(Caitlyn Jenner, who graced the cover of Vanity Fair in July 2015, was supposed to speak in Vancouver on Feb 23, 2016 as part of a five-city speaking tour./Vanity Fair)
They used to call him Bruce. Now they call her Cait. I call her a hero.
The first time I saw the image of Caitlyn Jenner staring at me from the cover of Vanity Fair I couldn’t get enough. Here was someone I could understand; here was a true storybook hero that wanted to help.
Then all hell broke loose.
Just a few hours after the Vanity Fair story hit the internet in July 2015, I saw the first post by a transgender activist trashing Caitlyn for being all the things we as trans people are supposed to hate: white, rich and pretty.
I wonder why we hate that ideal so much? I’m sure it varies, but I think we feel removed from those traits and the people who tend to possess them. As if people who are white, rich and pretty could never understand our trans culture of working day to day and struggling to transition without the aid of unlimited funds with which to transform ourselves.
That may be true, but it doesn’t mean some rich, white, pretty people can’t be a vital source of help for our community.
It also doesn’t mean we’re allowed to tear at and protest fellow community members until they cancel speaking tours that some people, including myself, might have actually gained something from seeing.
To say I was disappointed by the tour’s cancellation — and its catalysts — would not begin capture the sheer rage I felt at the havoc my community has caused.
I know Caitlyn Jenner is not all sunshine and daisies. I see her mistakes, her reluctance to personalize statements, her failures to acknowledge the trans community in all its myriad differences. What I don’t understand is why a person can’t be different, yet still be relevant to our community.
In Caitlyn Jenner’s case, one toe out of line sets us to frothing at the mouth and completely denouncing her.
When I look at her I don’t see all the hype, the judgments, and the mistakes. I see a new trans person struggling to make sense of the world she now finds herself in, and the community she has been thrust into somehow representing.
Yes, she’s had a lot of years on this planet. A lot of years of lying and hiding. Now she’s out and finally herself — and the first thing she does is what she has always done: use the media and her prominence to further her cause.
While people all around call her out as a “publicity whore” and a “selfish bitch,” I see things a little differently. I see an inexperienced trans woman trying to do anything she can to shed light on this struggle we all share, and trying to be as honest as she can be about how she views the world.
No, she hasn’t gotten it all down pat yet. She needs to learn more about her community and the struggles faced by those persons not transitioning in her tax bracket.
But how is she to learn when the community she’s representing blasts her left, right, and centre with no attempt whatsoever at polite education — and then yells about how she’s not listening?
Caitlyn Jenner could be a positive force for our community — and we do need someone to help us demand more mainstream acceptance. Trans people are perishing around the world at astonishing rates while we bicker with each other and hold endless discussions about which words are politically correct.

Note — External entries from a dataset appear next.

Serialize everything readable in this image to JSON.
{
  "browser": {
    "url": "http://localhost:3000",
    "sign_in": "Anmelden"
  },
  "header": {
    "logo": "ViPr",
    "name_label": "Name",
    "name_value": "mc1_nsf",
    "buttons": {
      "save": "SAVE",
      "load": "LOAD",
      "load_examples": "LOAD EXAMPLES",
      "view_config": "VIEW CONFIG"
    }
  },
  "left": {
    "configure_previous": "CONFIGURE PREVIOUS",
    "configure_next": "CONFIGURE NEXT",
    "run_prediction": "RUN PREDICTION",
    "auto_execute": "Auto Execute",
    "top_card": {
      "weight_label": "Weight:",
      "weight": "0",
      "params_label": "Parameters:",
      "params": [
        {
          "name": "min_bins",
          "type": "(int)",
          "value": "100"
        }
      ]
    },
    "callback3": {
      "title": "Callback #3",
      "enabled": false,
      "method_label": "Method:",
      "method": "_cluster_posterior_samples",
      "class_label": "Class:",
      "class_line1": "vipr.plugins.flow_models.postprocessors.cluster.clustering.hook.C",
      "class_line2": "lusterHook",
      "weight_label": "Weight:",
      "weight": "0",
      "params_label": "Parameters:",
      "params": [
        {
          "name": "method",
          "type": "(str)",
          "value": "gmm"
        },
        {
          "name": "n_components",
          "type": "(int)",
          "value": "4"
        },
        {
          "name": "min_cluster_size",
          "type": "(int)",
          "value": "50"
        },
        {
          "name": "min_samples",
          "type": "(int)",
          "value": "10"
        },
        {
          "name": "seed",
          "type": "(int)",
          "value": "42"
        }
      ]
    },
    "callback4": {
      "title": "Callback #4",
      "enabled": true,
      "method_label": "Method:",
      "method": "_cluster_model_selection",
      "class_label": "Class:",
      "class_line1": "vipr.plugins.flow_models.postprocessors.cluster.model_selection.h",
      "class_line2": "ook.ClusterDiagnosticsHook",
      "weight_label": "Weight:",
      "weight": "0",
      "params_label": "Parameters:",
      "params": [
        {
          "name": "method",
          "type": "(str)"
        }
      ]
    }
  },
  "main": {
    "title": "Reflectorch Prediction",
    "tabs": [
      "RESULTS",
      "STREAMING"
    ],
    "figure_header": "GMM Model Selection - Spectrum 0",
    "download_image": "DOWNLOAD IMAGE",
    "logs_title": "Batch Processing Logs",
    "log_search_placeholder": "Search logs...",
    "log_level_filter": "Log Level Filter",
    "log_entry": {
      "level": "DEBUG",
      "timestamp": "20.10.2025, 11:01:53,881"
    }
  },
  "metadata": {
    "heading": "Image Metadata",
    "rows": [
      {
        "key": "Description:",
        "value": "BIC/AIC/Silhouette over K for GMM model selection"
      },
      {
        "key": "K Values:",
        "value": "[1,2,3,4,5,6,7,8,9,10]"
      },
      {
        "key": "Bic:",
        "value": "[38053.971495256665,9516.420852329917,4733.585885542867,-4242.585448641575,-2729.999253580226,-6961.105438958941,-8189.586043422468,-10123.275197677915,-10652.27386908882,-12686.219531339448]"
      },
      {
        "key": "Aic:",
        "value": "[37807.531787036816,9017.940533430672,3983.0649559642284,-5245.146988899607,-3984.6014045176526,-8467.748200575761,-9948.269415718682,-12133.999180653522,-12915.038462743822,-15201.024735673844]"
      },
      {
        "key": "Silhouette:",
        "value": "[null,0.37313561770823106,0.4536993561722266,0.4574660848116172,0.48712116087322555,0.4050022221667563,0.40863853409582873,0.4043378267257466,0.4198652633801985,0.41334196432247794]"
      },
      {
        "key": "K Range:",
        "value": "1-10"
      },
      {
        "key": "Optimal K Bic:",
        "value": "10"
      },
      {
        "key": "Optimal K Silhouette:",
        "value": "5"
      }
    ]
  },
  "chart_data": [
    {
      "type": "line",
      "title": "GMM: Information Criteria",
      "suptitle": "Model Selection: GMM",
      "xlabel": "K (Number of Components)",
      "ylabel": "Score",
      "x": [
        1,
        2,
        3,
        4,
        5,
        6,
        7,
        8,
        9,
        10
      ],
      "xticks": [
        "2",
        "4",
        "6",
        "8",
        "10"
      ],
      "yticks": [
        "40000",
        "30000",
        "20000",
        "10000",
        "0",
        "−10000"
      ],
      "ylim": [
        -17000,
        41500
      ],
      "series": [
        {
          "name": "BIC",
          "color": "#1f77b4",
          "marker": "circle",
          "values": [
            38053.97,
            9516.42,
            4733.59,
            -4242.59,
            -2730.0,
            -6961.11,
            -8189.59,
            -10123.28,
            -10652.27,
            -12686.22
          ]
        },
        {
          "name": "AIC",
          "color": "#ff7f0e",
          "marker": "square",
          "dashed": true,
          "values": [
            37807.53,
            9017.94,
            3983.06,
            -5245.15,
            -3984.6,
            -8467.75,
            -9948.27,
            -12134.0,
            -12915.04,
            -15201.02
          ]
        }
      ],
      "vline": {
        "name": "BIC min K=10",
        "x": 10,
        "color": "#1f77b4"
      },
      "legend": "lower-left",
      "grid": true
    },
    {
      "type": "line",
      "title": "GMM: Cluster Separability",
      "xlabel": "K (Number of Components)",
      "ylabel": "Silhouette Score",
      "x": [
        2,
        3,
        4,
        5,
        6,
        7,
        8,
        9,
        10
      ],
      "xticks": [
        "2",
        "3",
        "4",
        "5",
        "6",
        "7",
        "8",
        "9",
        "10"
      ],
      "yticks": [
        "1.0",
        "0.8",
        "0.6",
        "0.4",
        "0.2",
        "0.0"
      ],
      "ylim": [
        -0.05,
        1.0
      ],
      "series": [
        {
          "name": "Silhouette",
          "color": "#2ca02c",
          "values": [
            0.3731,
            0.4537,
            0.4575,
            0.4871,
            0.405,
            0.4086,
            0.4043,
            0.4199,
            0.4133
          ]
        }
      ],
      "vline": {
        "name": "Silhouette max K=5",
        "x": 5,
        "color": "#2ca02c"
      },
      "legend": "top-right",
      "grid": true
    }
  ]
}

Language is important but so are people like Caitlyn, who have enough recognition in mainstream society to truly change the tide of public opinion.
In a recent conversation with Daily Xtra columnist Amy Fox (who’s already writing her response to my column), we both agreed that Caitlyn Jenner seems like a little sibling trying to run the family business. Amy thinks Caitlyn stepped into the public spotlight prematurely and should go take some classes before assuming a leadership role. But I commend Caitlyn for desperately leaping in feet first, after years of minimal progress, to try to set things right — something many of our community’s pioneers have also been willing to do in the last few decades.
Is Caitlyn totally right in her approach? Maybe not, but I think it’s an understandable act of love.